YC - A memorable trip is a combination of a great stay + lip-smacking food and unique experiences - what are the unique experiences around your area which travellers must explore?
Yaser -Nadis essentials are all around and always ready to explore:
Right at our doorstep are the Zabarwan hills that stretch all around and ready to trek.
The Dachigam park is right next door.
The Mughal Gardens of Harwan are across the road!
The usual attractions, Dal Lake, Pari Mahal, all are nearby and with our embeddedness in the crafts of the place.
There is a whole host of cultural and traditional craft-based tours readily available.
YC - How is your hotel attractive to Indian domestic travellers and what are the interest points for foreign travellers?
Yaser -I never make a distinction between Indian guests and foreigners. In my opinion, a guest is a guest. There are definitely some cultural differences but at the end of the day, it’s not that crucial. They all want an experience, they all want to eat well and enjoy Kashmir in its entirety.
YC - Industry experts these days are talking a lot about sustainable and regenerative travel, what are your views on it and how are you contributing to the same?
Yaser -Sustainability is everything to us at Nadis. Without preserving our natural resources, without daily dedication to preserving basic cleanliness and the environment, everything becomes meaningless. Our guiding thought is to be one with nature and preserve an amazing and unique place like Kashmir. I hope in the very near future that Nadis becomes a plastic-free place and then everything else that comes with it. Green, blue, yellow ... sustainable.
YC - COVID 19 has immensely affected the tourism sector. How are you coping with it and what would you suggest to your fellow boutique homestay owners?

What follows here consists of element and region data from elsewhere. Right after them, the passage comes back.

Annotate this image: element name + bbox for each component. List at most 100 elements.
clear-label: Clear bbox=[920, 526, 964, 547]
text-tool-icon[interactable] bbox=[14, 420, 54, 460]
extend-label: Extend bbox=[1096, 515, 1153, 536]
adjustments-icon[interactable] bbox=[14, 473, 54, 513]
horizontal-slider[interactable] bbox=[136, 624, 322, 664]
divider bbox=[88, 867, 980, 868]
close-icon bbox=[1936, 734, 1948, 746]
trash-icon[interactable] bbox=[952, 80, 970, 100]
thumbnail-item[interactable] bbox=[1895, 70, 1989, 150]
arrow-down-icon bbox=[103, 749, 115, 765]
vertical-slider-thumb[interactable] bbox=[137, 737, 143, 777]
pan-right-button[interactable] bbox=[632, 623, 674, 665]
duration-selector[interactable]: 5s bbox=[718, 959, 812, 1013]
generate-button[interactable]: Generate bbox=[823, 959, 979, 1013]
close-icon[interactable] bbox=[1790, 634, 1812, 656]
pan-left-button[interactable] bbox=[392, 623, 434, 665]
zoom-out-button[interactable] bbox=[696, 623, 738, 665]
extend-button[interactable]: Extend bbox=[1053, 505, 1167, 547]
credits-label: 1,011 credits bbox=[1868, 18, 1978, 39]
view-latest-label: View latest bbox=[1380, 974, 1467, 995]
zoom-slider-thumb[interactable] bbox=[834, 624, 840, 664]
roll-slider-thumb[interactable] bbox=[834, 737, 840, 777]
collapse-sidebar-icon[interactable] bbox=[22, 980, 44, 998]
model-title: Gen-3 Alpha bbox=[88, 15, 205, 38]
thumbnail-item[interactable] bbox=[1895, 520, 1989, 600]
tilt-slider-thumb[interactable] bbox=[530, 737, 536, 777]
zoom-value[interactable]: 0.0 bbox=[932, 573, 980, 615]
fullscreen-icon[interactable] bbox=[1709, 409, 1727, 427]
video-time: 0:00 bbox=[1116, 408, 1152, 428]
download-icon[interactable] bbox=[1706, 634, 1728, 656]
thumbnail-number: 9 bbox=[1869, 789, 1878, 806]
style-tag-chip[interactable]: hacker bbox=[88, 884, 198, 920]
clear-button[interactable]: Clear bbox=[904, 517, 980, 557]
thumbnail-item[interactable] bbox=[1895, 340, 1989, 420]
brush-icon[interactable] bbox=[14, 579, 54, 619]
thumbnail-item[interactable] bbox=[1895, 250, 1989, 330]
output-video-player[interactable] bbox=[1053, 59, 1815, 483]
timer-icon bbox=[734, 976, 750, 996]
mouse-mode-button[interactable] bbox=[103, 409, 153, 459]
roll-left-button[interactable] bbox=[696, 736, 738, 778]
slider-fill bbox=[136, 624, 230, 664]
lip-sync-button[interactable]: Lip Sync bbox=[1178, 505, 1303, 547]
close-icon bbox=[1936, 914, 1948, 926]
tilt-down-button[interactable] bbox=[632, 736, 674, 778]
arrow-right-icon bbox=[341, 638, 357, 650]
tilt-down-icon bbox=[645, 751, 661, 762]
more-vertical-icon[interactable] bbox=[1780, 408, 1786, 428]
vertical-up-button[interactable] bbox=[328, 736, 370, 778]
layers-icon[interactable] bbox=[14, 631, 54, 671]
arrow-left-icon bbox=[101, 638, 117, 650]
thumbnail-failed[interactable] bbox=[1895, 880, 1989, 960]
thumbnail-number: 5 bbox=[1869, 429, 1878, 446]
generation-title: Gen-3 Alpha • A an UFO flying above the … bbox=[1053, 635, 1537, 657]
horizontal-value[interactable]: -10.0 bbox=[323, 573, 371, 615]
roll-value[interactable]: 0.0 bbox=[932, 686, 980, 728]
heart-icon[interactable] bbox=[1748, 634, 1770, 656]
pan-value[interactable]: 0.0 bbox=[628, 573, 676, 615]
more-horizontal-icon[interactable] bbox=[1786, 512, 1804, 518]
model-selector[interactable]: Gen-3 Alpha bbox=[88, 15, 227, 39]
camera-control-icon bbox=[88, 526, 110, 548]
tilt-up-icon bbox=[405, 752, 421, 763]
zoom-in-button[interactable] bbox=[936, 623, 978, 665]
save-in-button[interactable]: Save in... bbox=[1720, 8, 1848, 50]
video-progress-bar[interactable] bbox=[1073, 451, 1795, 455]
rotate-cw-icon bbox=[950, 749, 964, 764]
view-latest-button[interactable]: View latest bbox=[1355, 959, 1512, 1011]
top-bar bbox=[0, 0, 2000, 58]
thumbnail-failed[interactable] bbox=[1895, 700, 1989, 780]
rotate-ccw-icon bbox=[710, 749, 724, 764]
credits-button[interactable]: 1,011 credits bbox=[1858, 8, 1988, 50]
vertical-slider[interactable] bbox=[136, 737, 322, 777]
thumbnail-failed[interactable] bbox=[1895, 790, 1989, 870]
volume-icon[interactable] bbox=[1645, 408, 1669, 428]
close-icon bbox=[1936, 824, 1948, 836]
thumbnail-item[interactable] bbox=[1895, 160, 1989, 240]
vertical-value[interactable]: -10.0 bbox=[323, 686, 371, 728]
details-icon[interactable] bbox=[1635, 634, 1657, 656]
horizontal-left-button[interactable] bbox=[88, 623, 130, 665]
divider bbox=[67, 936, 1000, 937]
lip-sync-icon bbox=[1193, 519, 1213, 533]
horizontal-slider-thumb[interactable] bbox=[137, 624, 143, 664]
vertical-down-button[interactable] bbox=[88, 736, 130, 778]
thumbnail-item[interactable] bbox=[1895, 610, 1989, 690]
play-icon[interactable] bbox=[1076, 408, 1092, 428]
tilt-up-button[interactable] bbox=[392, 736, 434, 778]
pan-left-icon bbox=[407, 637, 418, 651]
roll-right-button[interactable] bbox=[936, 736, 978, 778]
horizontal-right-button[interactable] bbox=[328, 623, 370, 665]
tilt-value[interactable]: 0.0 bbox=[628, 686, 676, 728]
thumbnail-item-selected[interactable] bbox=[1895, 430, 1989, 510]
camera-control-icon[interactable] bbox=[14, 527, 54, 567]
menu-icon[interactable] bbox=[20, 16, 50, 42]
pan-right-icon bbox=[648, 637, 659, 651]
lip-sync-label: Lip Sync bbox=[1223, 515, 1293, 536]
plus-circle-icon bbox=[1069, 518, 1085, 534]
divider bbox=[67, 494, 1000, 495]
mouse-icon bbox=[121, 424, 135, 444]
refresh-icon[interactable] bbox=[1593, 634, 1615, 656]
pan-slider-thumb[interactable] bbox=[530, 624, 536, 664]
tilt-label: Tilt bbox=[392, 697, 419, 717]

Yaser - Covid 19 made everything a hundred times harder and created a difficult situation for Kashmir and Nadis. Tourism is everything for Kashmir, when it stops everything is dull. The high standard of cleanliness we maintain at Nadis has helped us adapt to the situation more easily. Anyway, Covid 19 is a new situation for the whole world and so for us. New costs and new behavioural guidelines have made business difficult, but we are coping.
YC - Based on your experience so far would you have any advice for new Entrepreneurs.
This job requires patience, extreme perseverance and even more extreme love. If you don't have it, find another occupation.